Pandemia - Observações de um amigo

Seus olhos já não tinham o mesmo brilho, não era possível abraçar, nem tocar suas mãos, nem ver o seu rosto. Apenas teus olhos revelavam as verdades não ditas. Falou-me te tristeza, de solidão, sem entrar em detalhes. Também não era preciso, tava óbvio. Todo o seu corpo expressava essa solidão, essa angustia de estar no mundo e continuar tentando viver, apesar de, apesar de, apesar de... O cabelo crescido, roupas surradas, barba por fazer...todo o seu corpo expressava essa entrega. Não há o que fazer. Era tempo de pandemia, corria o ano 2021. E já se passaram um ano inteiro nesse caos, nessa luta entre o bem e o mal, nesse desalinho interno, nessa sensação de abandono. Cadê o chá, mamãe? Eu cresci? Ohhh, mas eu nem vi... Olha pro mundo inteiro! Olha a tua volta! Tantas perdas, tantas horas, tanta espera... Sua espera não se assemelha à minha. Não! Sua espera não se assemelha a nenhuma outra. Nenhum humano pensaria ou sentiria isso de forma igual porque não somos iguais. Mas, de alguma forma, eu entendi sua dor. De alguma forma eu senti sua solidão também. Algo dos teus sentimentos encontra as minhas dores. Talvez por tanto te conhecer, por tantas horas que tivemos de conversas intensas e verdadeiras. Não, não trocamos sorrisos, nem atrás das máscaras. Não, não trocamos sorrisos, nem atrás das máscaras.
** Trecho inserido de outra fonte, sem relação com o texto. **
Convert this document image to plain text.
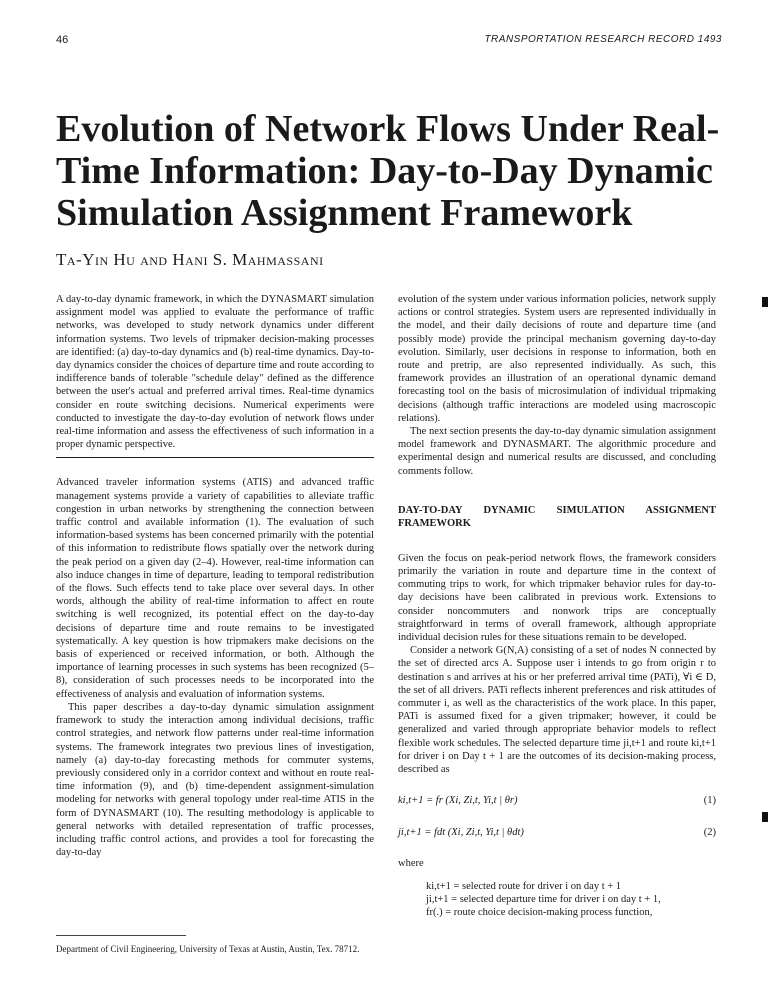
46	TRANSPORTATION RESEARCH RECORD 1493
Evolution of Network Flows Under Real-Time Information: Day-to-Day Dynamic Simulation Assignment Framework
Ta-Yin Hu and Hani S. Mahmassani

A day-to-day dynamic framework, in which the DYNASMART simulation assignment model was applied to evaluate the performance of traffic networks, was developed to study network dynamics under different information systems. Two levels of tripmaker decision-making processes are identified: (a) day-to-day dynamics and (b) real-time dynamics. Day-to-day dynamics consider the choices of departure time and route according to indifference bands of tolerable "schedule delay" defined as the difference between the user's actual and preferred arrival times. Real-time dynamics consider en route switching decisions. Numerical experiments were conducted to investigate the day-to-day evolution of network flows under real-time information and assess the effectiveness of such information in a proper dynamic perspective.

Advanced traveler information systems (ATIS) and advanced traffic management systems provide a variety of capabilities to alleviate traffic congestion in urban networks by strengthening the connection between traffic control and available information (1). The evaluation of such information-based systems has been concerned primarily with the potential of this information to redistribute flows spatially over the network during the peak period on a given day (2–4). However, real-time information can also induce changes in time of departure, leading to temporal redistribution of the flows. Such effects tend to take place over several days. In other words, although the ability of real-time information to affect en route switching is well recognized, its potential effect on the day-to-day decisions of departure time and route remains to be investigated systematically. A key question is how tripmakers make decisions on the basis of experienced or received information, or both. Although the importance of learning processes in such systems has been recognized (5–8), consideration of such processes needs to be incorporated into the effectiveness of analysis and evaluation of information systems.

This paper describes a day-to-day dynamic simulation assignment framework to study the interaction among individual decisions, traffic control strategies, and network flow patterns under real-time information systems. The framework integrates two previous lines of investigation, namely (a) day-to-day forecasting methods for commuter systems, previously considered only in a corridor context and without en route real-time information (9), and (b) time-dependent assignment-simulation modeling for networks with general topology under real-time ATIS in the form of DYNASMART (10). The resulting methodology is applicable to general networks with detailed representation of traffic processes, including traffic control actions, and provides a tool for forecasting the day-to-day

evolution of the system under various information policies, network supply actions or control strategies. System users are represented individually in the model, and their daily decisions of route and departure time (and possibly mode) provide the principal mechanism governing day-to-day evolution. Similarly, user decisions in response to information, both en route and pretrip, are also represented individually. As such, this framework provides an illustration of an operational dynamic demand forecasting tool on the basis of microsimulation of individual tripmaking decisions (although traffic interactions are modeled using macroscopic relations).

The next section presents the day-to-day dynamic simulation assignment model framework and DYNASMART. The algorithmic procedure and experimental design and numerical results are discussed, and concluding comments follow.

DAY-TO-DAY DYNAMIC SIMULATION ASSIGNMENT FRAMEWORK

Given the focus on peak-period network flows, the framework considers primarily the variation in route and departure time in the context of commuting trips to work, for which tripmaker behavior rules for day-to-day decisions have been calibrated in previous work. Extensions to consider noncommuters and nonwork trips are conceptually straightforward in terms of overall framework, although appropriate individual decision rules for these situations remain to be developed.

Consider a network G(N,A) consisting of a set of nodes N connected by the set of directed arcs A. Suppose user i intends to go from origin r to destination s and arrives at his or her preferred arrival time (PATi), ∀i ∈ D, the set of all drivers. PATi reflects inherent preferences and risk attitudes of commuter i, as well as the characteristics of the work place. In this paper, PATi is assumed fixed for a given tripmaker; however, it could be generalized and varied through appropriate behavior models to reflect flexible work schedules. The selected departure time ji,t+1 and route ki,t+1 for driver i on Day t + 1 are the outcomes of its decision-making process, described as

ki,t+1 = fr (Xi, Zi,t, Yi,t | θr)	(1)
ji,t+1 = fdt (Xi, Zi,t, Yi,t | θdt)	(2)
where
ki,t+1 = selected route for driver i on day t + 1
ji,t+1 = selected departure time for driver i on day t + 1,
fr(.) = route choice decision-making process function,
Department of Civil Engineering, University of Texas at Austin, Austin, Tex. 78712.
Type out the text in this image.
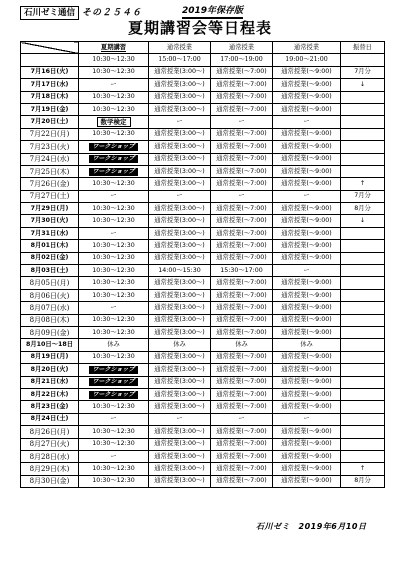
石川ゼミ通信 その２５４６	2019年保存版
夏期講習会等日程表
	夏期講習	通常授業	通常授業	通常授業	振替日
	10:30～12:30	15:00～17:00	17:00～19:00	19:00～21:00	
7月16日(火)	10:30～12:30	通常授業(3:00～)	通常授業(～7:00)	通常授業(～9:00)	7月分
7月17日(水)	ー	通常授業(3:00～)	通常授業(～7:00)	通常授業(～9:00)	↓
7月18日(木)	10:30～12:30	通常授業(3:00～)	通常授業(～7:00)	通常授業(～9:00)	
7月19日(金)	10:30～12:30	通常授業(3:00～)	通常授業(～7:00)	通常授業(～9:00)	
7月20日(土)	数学検定	ー	ー	ー	
7月22日(月)	10:30～12:30	通常授業(3:00～)	通常授業(～7:00)	通常授業(～9:00)	
7月23日(火)	ワークショップ	通常授業(3:00～)	通常授業(～7:00)	通常授業(～9:00)	
7月24日(水)	ワークショップ	通常授業(3:00～)	通常授業(～7:00)	通常授業(～9:00)	
7月25日(木)	ワークショップ	通常授業(3:00～)	通常授業(～7:00)	通常授業(～9:00)	
7月26日(金)	10:30～12:30	通常授業(3:00～)	通常授業(～7:00)	通常授業(～9:00)	↑
7月27日(土)	ー	ー	ー	ー	7月分
7月29日(月)	10:30～12:30	通常授業(3:00～)	通常授業(～7:00)	通常授業(～9:00)	8月分
7月30日(火)	10:30～12:30	通常授業(3:00～)	通常授業(～7:00)	通常授業(～9:00)	↓
7月31日(水)	ー	通常授業(3:00～)	通常授業(～7:00)	通常授業(～9:00)	
8月01日(木)	10:30～12:30	通常授業(3:00～)	通常授業(～7:00)	通常授業(～9:00)	
8月02日(金)	10:30～12:30	通常授業(3:00～)	通常授業(～7:00)	通常授業(～9:00)	
8月03日(土)	10:30～12:30	14:00～15:30	15:30～17:00	ー	
8月05日(月)	10:30～12:30	通常授業(3:00～)	通常授業(～7:00)	通常授業(～9:00)	
8月06日(火)	10:30～12:30	通常授業(3:00～)	通常授業(～7:00)	通常授業(～9:00)	
8月07日(水)	ー	通常授業(3:00～)	通常授業(～7:00)	通常授業(～9:00)	
8月08日(木)	10:30～12:30	通常授業(3:00～)	通常授業(～7:00)	通常授業(～9:00)	
8月09日(金)	10:30～12:30	通常授業(3:00～)	通常授業(～7:00)	通常授業(～9:00)	
8月10日～18日	休み	休み	休み	休み	
8月19日(月)	10:30～12:30	通常授業(3:00～)	通常授業(～7:00)	通常授業(～9:00)	
8月20日(火)	ワークショップ	通常授業(3:00～)	通常授業(～7:00)	通常授業(～9:00)	
8月21日(水)	ワークショップ	通常授業(3:00～)	通常授業(～7:00)	通常授業(～9:00)	
8月22日(木)	ワークショップ	通常授業(3:00～)	通常授業(～7:00)	通常授業(～9:00)	
8月23日(金)	10:30～12:30	通常授業(3:00～)	通常授業(～7:00)	通常授業(～9:00)	
8月24日(土)	ー	ー	ー	ー	
8月26日(月)	10:30～12:30	通常授業(3:00～)	通常授業(～7:00)	通常授業(～9:00)	
8月27日(火)	10:30～12:30	通常授業(3:00～)	通常授業(～7:00)	通常授業(～9:00)	
8月28日(水)	ー	通常授業(3:00～)	通常授業(～7:00)	通常授業(～9:00)	
8月29日(木)	10:30～12:30	通常授業(3:00～)	通常授業(～7:00)	通常授業(～9:00)	↑
8月30日(金)	10:30～12:30	通常授業(3:00～)	通常授業(～7:00)	通常授業(～9:00)	8月分
石川ゼミ　2019年6月10日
Quis te abraçar e buscar no fundo dos seus olhos aquela alegria de outrora, aquele brilho, aquela luz...Não tive forças. Outros medos e outros riscos me assaltaram. Vírus, medos, dores, desesperança. Estamos vivendo um lockdown. Não é possível sair de casa e saímos, meio adolescentes, tentando romper ou corromper o que tá posto e que não é possível suportar sozinho. Trocamos algumas palavras, corriqueiras, sem nenhum valor significativo. Nossas conversas sempre tiveram tanto conteúdo. Filosofia, psicologia, família, literatura, poesia e tanto amor pela vida e pela beleza do viver. Agora, já não sabemos mais conversar. Estaríamos perdendo o jeito? Desaprendemos? Acostumamos a ficar em silêncio, na confirmação consciente de que não há o que fazer? Algumas pessoas partiram. Há ainda uma dor não elaborada pelo luto, pela tradição não experienciada. E não pudemos falar sobre isso também. Acabou seu tempo. Era apenas cinco minutos.